As I mentioned a month ago, I’m working on a free version of a Minix-lookalike for AT-386 computers. It has finally reached the stage where it’s even usable (though may not be depending on what you want), and I am willing to put out the sources for wider distribution. It’s just version 0.02 … but I’ve successfully run bash, gcc, GNU make, GNU sed, compress, etc. under it.
After Version 0.03, Linus bumped the version number up to 0.10, as more people started to work on the system. After several further revisions, Linus increased the version number to 0.95, to reflect his expectation that the system was ready for an “official” release very soon. (Generally, software is not assigned the version number 1.0 until it’s theoretically complete or bug-free.) This was in March 1992. Almost a year and a half later, in late December 1993, the Linux kernel was still at Version 0.99.pl14—asymptotically approaching 1.0. Version 1.0 appeared in March 1994. As of the time of this writing (March 1999), the current kernel version is 2.2.6, while the 2.3 kernel versions are being concurrently developed. (We’ll explain the Linux versioning conventions in detail later.)
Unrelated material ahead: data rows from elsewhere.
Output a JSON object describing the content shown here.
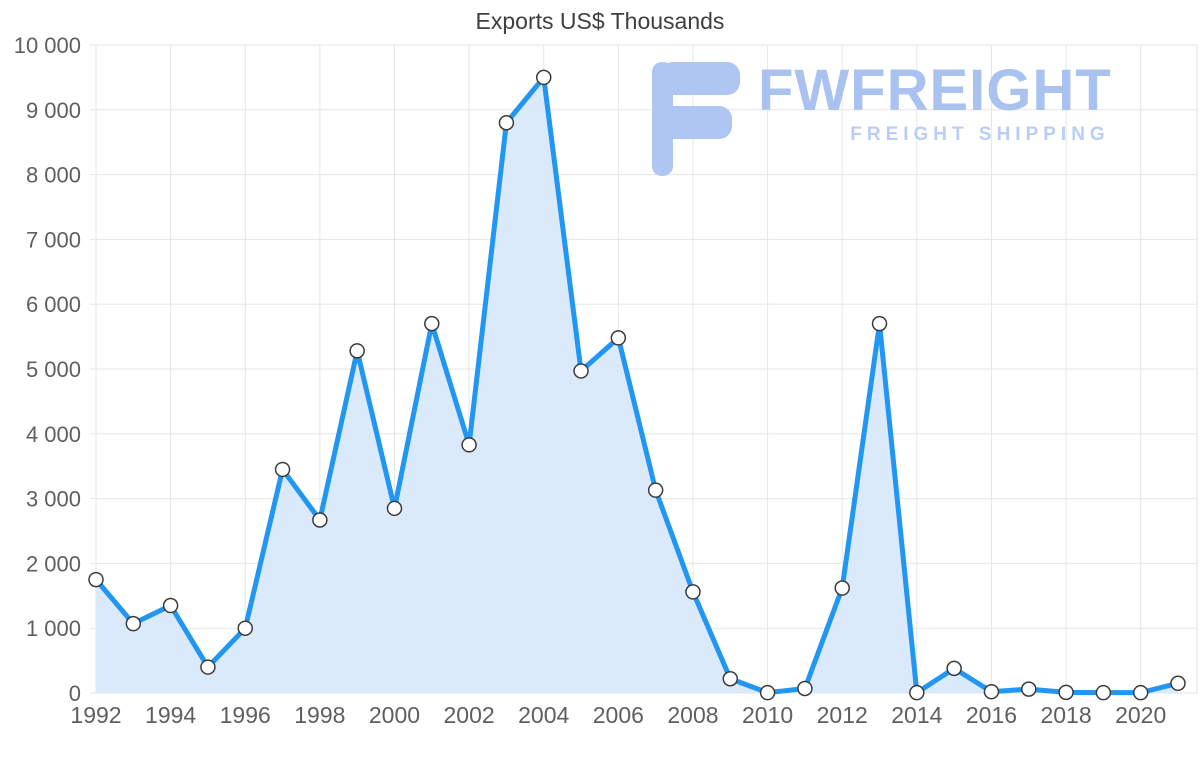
{
  "title": "Exports US$ Thousands",
  "watermark": {
    "brand": "FWFREIGHT",
    "tagline": "FREIGHT SHIPPING"
  },
  "colors": {
    "line": "#2196f3",
    "area": "#dbeafb",
    "marker_fill": "#ffffff",
    "marker_stroke": "#3b3b3b",
    "grid": "#e6e6e6",
    "plot_border": "#e0e0e0",
    "axis_text": "#5f5f5f",
    "title_text": "#3f3f3f",
    "watermark": "#aec6f1"
  },
  "chart_data": {
    "type": "area",
    "title": "Exports US$ Thousands",
    "xlabel": "",
    "ylabel": "",
    "x": [
      1992,
      1993,
      1994,
      1995,
      1996,
      1997,
      1998,
      1999,
      2000,
      2001,
      2002,
      2003,
      2004,
      2005,
      2006,
      2007,
      2008,
      2009,
      2010,
      2011,
      2012,
      2013,
      2014,
      2015,
      2016,
      2017,
      2018,
      2019,
      2020,
      2021
    ],
    "values": [
      1750,
      1070,
      1350,
      400,
      1000,
      3450,
      2670,
      5280,
      2850,
      5700,
      3830,
      8800,
      9500,
      4970,
      5480,
      3130,
      1560,
      220,
      5,
      70,
      1620,
      5700,
      5,
      380,
      20,
      60,
      10,
      5,
      5,
      150
    ],
    "ylim": [
      0,
      10000
    ],
    "y_ticks": [
      0,
      1000,
      2000,
      3000,
      4000,
      5000,
      6000,
      7000,
      8000,
      9000,
      10000
    ],
    "x_tick_step": 2,
    "x_tick_labels": [
      "1992",
      "1994",
      "1996",
      "1998",
      "2000",
      "2002",
      "2004",
      "2006",
      "2008",
      "2010",
      "2012",
      "2014",
      "2016",
      "2018",
      "2020"
    ],
    "grid": true,
    "legend": "none",
    "marker": "circle"
  }
}
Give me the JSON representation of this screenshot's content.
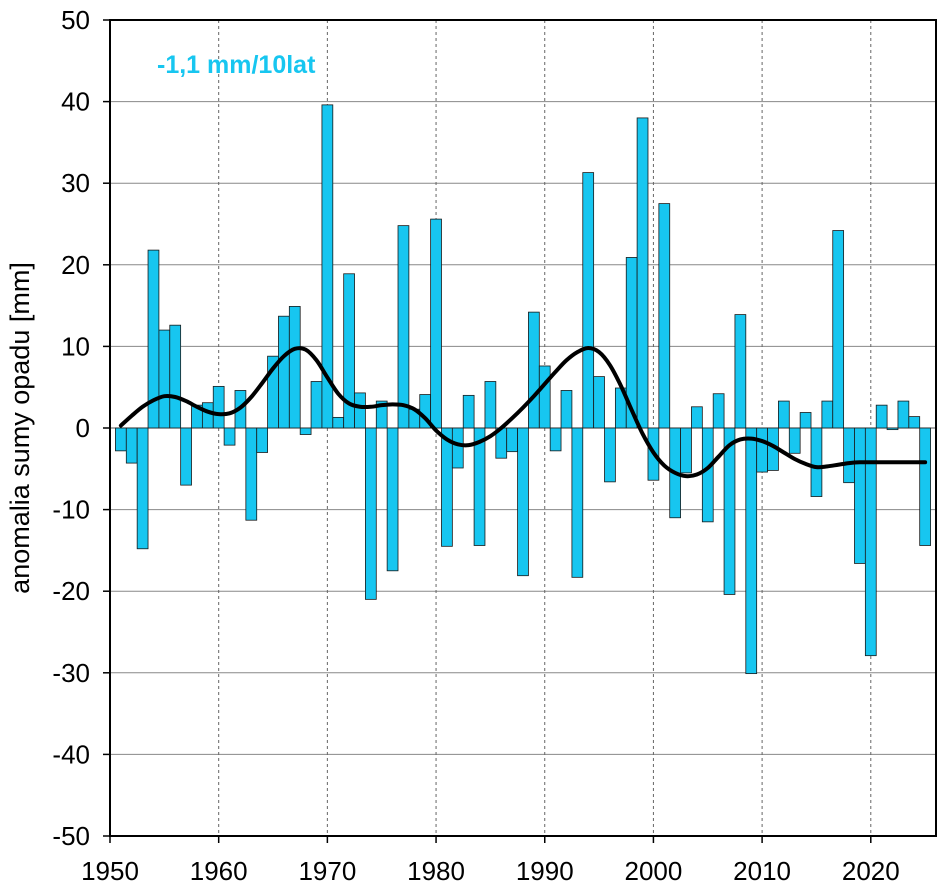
{
  "chart_data": {
    "type": "bar",
    "ylabel": "anomalia sumy opadu [mm]",
    "xlabel": "",
    "annotation": "-1,1 mm/10lat",
    "xlim": [
      1950,
      2026
    ],
    "ylim": [
      -50,
      50
    ],
    "x_ticks": [
      1950,
      1960,
      1970,
      1980,
      1990,
      2000,
      2010,
      2020
    ],
    "y_ticks": [
      50,
      40,
      30,
      20,
      10,
      0,
      -10,
      -20,
      -30,
      -40,
      -50
    ],
    "bar_color": "#17c6f0",
    "line_color": "#000000",
    "grid": true,
    "years": [
      1951,
      1952,
      1953,
      1954,
      1955,
      1956,
      1957,
      1958,
      1959,
      1960,
      1961,
      1962,
      1963,
      1964,
      1965,
      1966,
      1967,
      1968,
      1969,
      1970,
      1971,
      1972,
      1973,
      1974,
      1975,
      1976,
      1977,
      1978,
      1979,
      1980,
      1981,
      1982,
      1983,
      1984,
      1985,
      1986,
      1987,
      1988,
      1989,
      1990,
      1991,
      1992,
      1993,
      1994,
      1995,
      1996,
      1997,
      1998,
      1999,
      2000,
      2001,
      2002,
      2003,
      2004,
      2005,
      2006,
      2007,
      2008,
      2009,
      2010,
      2011,
      2012,
      2013,
      2014,
      2015,
      2016,
      2017,
      2018,
      2019,
      2020,
      2021,
      2022,
      2023,
      2024,
      2025
    ],
    "values": [
      -2.8,
      -4.3,
      -14.8,
      21.8,
      12.0,
      12.6,
      -7.0,
      2.8,
      3.1,
      5.1,
      -2.1,
      4.6,
      -11.3,
      -3.0,
      8.8,
      13.7,
      14.9,
      -0.8,
      5.7,
      39.6,
      1.3,
      18.9,
      4.3,
      -21.0,
      3.3,
      -17.5,
      24.8,
      2.3,
      4.1,
      25.6,
      -14.5,
      -4.9,
      4.0,
      -14.4,
      5.7,
      -3.7,
      -2.9,
      -18.1,
      14.2,
      7.6,
      -2.8,
      4.6,
      -18.3,
      31.3,
      6.3,
      -6.6,
      4.9,
      20.9,
      38.0,
      -6.4,
      27.5,
      -11.0,
      -5.5,
      2.6,
      -11.5,
      4.2,
      -20.4,
      13.9,
      -30.1,
      -5.4,
      -5.2,
      3.3,
      -3.1,
      1.9,
      -8.4,
      3.3,
      24.2,
      -6.7,
      -16.6,
      -27.9,
      2.8,
      -0.2,
      3.3,
      1.4,
      -14.4
    ],
    "smooth_x": [
      1951,
      1952,
      1953,
      1954,
      1955,
      1956,
      1957,
      1958,
      1959,
      1960,
      1961,
      1962,
      1963,
      1964,
      1965,
      1966,
      1967,
      1968,
      1969,
      1970,
      1971,
      1972,
      1973,
      1974,
      1975,
      1976,
      1977,
      1978,
      1979,
      1980,
      1981,
      1982,
      1983,
      1984,
      1985,
      1986,
      1987,
      1988,
      1989,
      1990,
      1991,
      1992,
      1993,
      1994,
      1995,
      1996,
      1997,
      1998,
      1999,
      2000,
      2001,
      2002,
      2003,
      2004,
      2005,
      2006,
      2007,
      2008,
      2009,
      2010,
      2011,
      2012,
      2013,
      2014,
      2015,
      2016,
      2017,
      2018,
      2019,
      2020,
      2021,
      2022,
      2023,
      2024,
      2025
    ],
    "smooth_y": [
      0.3,
      1.5,
      2.6,
      3.4,
      3.9,
      3.8,
      3.3,
      2.6,
      2.0,
      1.7,
      1.8,
      2.5,
      3.8,
      5.5,
      7.3,
      8.8,
      9.7,
      9.6,
      8.3,
      6.2,
      4.2,
      3.0,
      2.6,
      2.6,
      2.8,
      2.9,
      2.8,
      2.3,
      1.2,
      -0.3,
      -1.4,
      -2.0,
      -2.1,
      -1.7,
      -1.0,
      0.0,
      1.2,
      2.5,
      3.9,
      5.4,
      6.9,
      8.3,
      9.3,
      9.8,
      9.3,
      7.7,
      5.2,
      2.2,
      -0.7,
      -3.0,
      -4.6,
      -5.5,
      -5.9,
      -5.7,
      -4.9,
      -3.5,
      -2.1,
      -1.4,
      -1.3,
      -1.6,
      -2.2,
      -3.0,
      -3.8,
      -4.4,
      -4.8,
      -4.7,
      -4.5,
      -4.3,
      -4.2,
      -4.2,
      -4.2,
      -4.2,
      -4.2,
      -4.2,
      -4.2
    ]
  }
}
Linux could not have come into being without the GNU tools created by the Free Software Foundation. Their gcc compiler, which we’ll discuss in Chapter 13 gave life to Linus Torvalds’s code. GNU tools have been intertwined with the development of Linux from the beginning. Because of the critical contributions of these tools, the Free Software Foundation even requests that distributions of Linux with accompanying utilities be called GNU/Linux.
Berkeley Unix (BSD) has also played an important role in Linux—not so much in its creation, but in providing the tools that make it popular. Most of the utilities that come with Linux distributions are ported from BSD. Networking daemons and utilities are particularly important. The kernel networking code for Linux was developed from the ground up (two or three times, in fact), but the daemons and utilities are vintage BSD.
Today, Linux is a complete Unix clone, capable of running the X Window System, TCP/IP, Emacs, Web, mail and news software, you name it. Almost all major free software packages have been ported to Linux, and commercial software is becoming available. In fact, many developers start by writing applications for Linux, and port them to other Unix systems later. More hardware is supported than in original versions of the kernel. Many people have executed benchmarks on Linux systems and found them to be faster than workstations from Sun Microsystems and Compaq, and Linux performs better than or as well as Windows 98 and Windows NT on a wide range of benchmarks. Who would have ever guessed that this “little” Unix clone would have grown up to take on the entire world of personal and server computing?